If you are a lady that has never invested before, learning about stocks probably does not come naturally. If you are not seasoned with investing, do not worry. There are great resources to help you learn, such as investment books and The Motley Fool services. If you do not already understand stocks, read up on some online or printed finance resources.
After you learn the basics of the stock market, you may still feel uncomfortable purchasing a stock of a company. Perhaps, you read about volatility and timing the market and that put you off. However, investing in stocks is very profitable especially over a long period of time. Saving slowly can positively impact your finances.
Understanding all the good reasons to invest in stocks might help you pull the trigger on your first purchase. Read on to learn about 4 great reasons to invest in stocks.
Stocks’ Growth is Compounding
One of the greatest reasons you should invest in stocks is their compounding interest. Let us say you invest $1,000 in a stock in year 1 of your investment journey. If you gain a 10% growth rate that year, you now have $1,100 in your stock investment.
In year 2, if your average rate of return is 10%, you will have a little over $1,210, and by year 5- it will be over $1,600!! The interest is compounding, meaning that after you gain money off of the interest, you make interest off that interest as time goes on!
Investing in Stocks is Simple
With all the advancements in technology, mobile apps, and the internet, it is extraordinarily simple to invest in stocks. There are many options available to women to purchase stocks, including various account types- such as:
- Taxable brokerage account
- Roth/Tradition/SEP IRAs
- 401(k), 457(b), and 403(b)
Stocks can be purchased within all 3 types of accounts. However, there are some differences that will be touched on briefly.
Taxable Brokerage Accounts
When someone says they are invested in stocks, they are usually referring to stocks that they own in their brokerage account. A brokerage account is a taxable account that you can use to purchase stocks of a company, ETFs (exchange-traded fund), and/or index funds.

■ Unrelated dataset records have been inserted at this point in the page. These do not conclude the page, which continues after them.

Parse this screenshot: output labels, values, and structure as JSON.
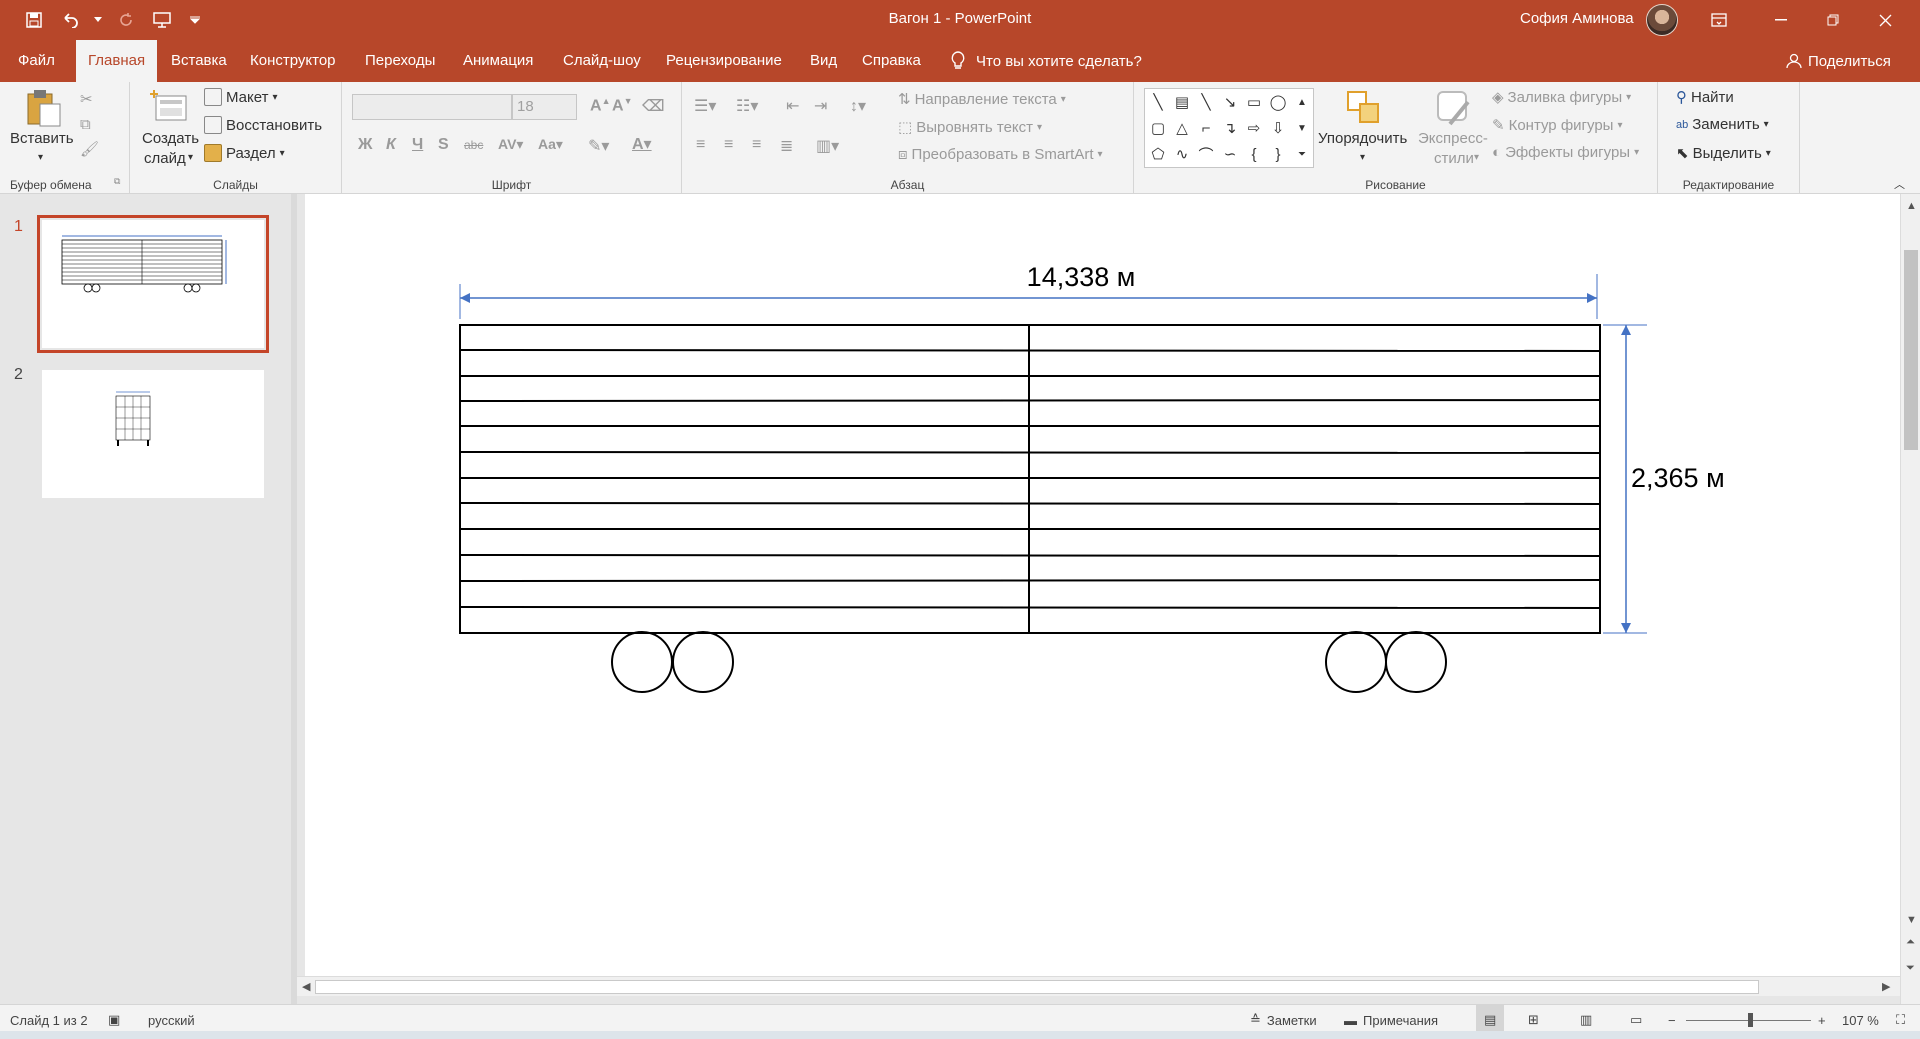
{
  "window": {
    "title": "Вагон 1  -  PowerPoint",
    "user": "София Аминова",
    "accent": "#b7472a"
  },
  "qat": {
    "save_icon": "save-icon",
    "undo_icon": "undo-icon",
    "redo_icon": "redo-icon",
    "present_icon": "present-icon",
    "customize_icon": "chevron-down-icon"
  },
  "tabs": [
    {
      "label": "Файл"
    },
    {
      "label": "Главная"
    },
    {
      "label": "Вставка"
    },
    {
      "label": "Конструктор"
    },
    {
      "label": "Переходы"
    },
    {
      "label": "Анимация"
    },
    {
      "label": "Слайд-шоу"
    },
    {
      "label": "Рецензирование"
    },
    {
      "label": "Вид"
    },
    {
      "label": "Справка"
    }
  ],
  "tellme": "Что вы хотите сделать?",
  "share": "Поделиться",
  "ribbon": {
    "clipboard": {
      "label": "Буфер обмена",
      "paste": "Вставить"
    },
    "slides": {
      "label": "Слайды",
      "new_slide_1": "Создать",
      "new_slide_2": "слайд",
      "layout": "Макет",
      "reset": "Восстановить",
      "section": "Раздел"
    },
    "font": {
      "label": "Шрифт",
      "size": "18"
    },
    "paragraph": {
      "label": "Абзац",
      "text_direction": "Направление текста",
      "align_text": "Выровнять текст",
      "smartart": "Преобразовать в SmartArt"
    },
    "drawing": {
      "label": "Рисование",
      "arrange": "Упорядочить",
      "quick_styles_1": "Экспресс-",
      "quick_styles_2": "стили",
      "shape_fill": "Заливка фигуры",
      "shape_outline": "Контур фигуры",
      "shape_effects": "Эффекты фигуры"
    },
    "editing": {
      "label": "Редактирование",
      "find": "Найти",
      "replace": "Заменить",
      "select": "Выделить"
    }
  },
  "slides_pane": {
    "numbers": [
      "1",
      "2"
    ]
  },
  "slide": {
    "width_label": "14,338 м",
    "height_label": "2,365 м"
  },
  "statusbar": {
    "slide_info": "Слайд 1 из 2",
    "language": "русский",
    "notes": "Заметки",
    "comments": "Примечания",
    "zoom": "107 %"
  }
}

There are many brokers available that you can open a brokerage account with today. Here are some of the top brokers you can open an account with:
If you are a more passive investor that would prefer not to have to research individual stocks, there is a solution for you. Robo-advisors are here to save your day. They are semi-automated to full automated investing platforms with a no-human component. You can set up automatic deposits, diversify automatically, and other great benefits with robo-advisors.
If you would like to learn more, check out this robo-advisor comparison for an in-depth look at the top robo-advisors. Here are the top 5 and what they are known for:
- Betterment – Great for diversifying funds.
- M1 Finance – Good if you like picking and choosing individual stocks.
- Acorns – Great for investing small amounts of money, frequently.
- Blooom – Wonderful for taking better control of your retirement accounts.
- SoFi – Fantastic option for lower-cost investing.
Roth and traditional IRAs (individual retirement accounts) are 2 types of retirement accounts that are not tied to your employer. You can open with a broker (like Fidelity, Vanguard, etc) and invest up to $6,000 per year total.
The main difference between the 2 is that money put into a traditional IRA is pre-tax and you pay taxes on your growth when you withdraw your money in retirement. Roth IRAs, on the other hand, are invested post-tax (meaning you paid taxes on the money already) and your investment grows tax-free. There are more differences between Roth and traditional IRAs.
401(k), 457(b), and 403(b) are all retirement accounts that are tied to your employer. They deduct an amount from your check that you decide, typically a percentage of your pay. 401(k)s is a general retirement account, whereas 457(b)s and 403(b)s are special employment retirement accounts:
- 457(b) is generally for government employees.
- 403(b) is generally for public education, healthcare, ministry, and non-profit organizations.
Money within any type of retirement account can be invested in stocks! They can also be invested in bonds, ETFs (exchange-traded funds), and index funds. However, the stocks you could purchase could be limited in your retirement plan!
Cash Sitting in an Account Loses Value
If you just hold cash in your checking and savings accounts with less than 0.5% interest, your money is not working for you. In fact, over time you will be losing money! You are probably thinking this does not make sense and are wondering why. The reason you lose value is simple:
Inflation is the enemy of holding large reserves of cash. In the US, the average inflation rate is around 3% per year. That means, if you are not making at least 3% interest on your money, you are losing assets!
Some stocks pay you a dividend, or share of the companies profit, into your account. Check out this article on dividends to learn all about them. You can do a few things with dividend payments:
- Reinvest them.
- Take the dividends as a form of income.
Since dividends count as a type of income known as “dividend income”, you have to pay taxes on it. If you invest enough into stocks and own ones with great dividend yields, you could potentially use dividends as a supplemental source of your income when you retire.
There are many benefits of investing in stocks. The main benefit is the growth of your investments over time. Historically, stock prices have only gone up despite the bear markets that routinely occur. With stocks, you can achieve a level of growth that is unparalleled with any type of standard savings account. So what are you waiting for? Buy some safe stocks.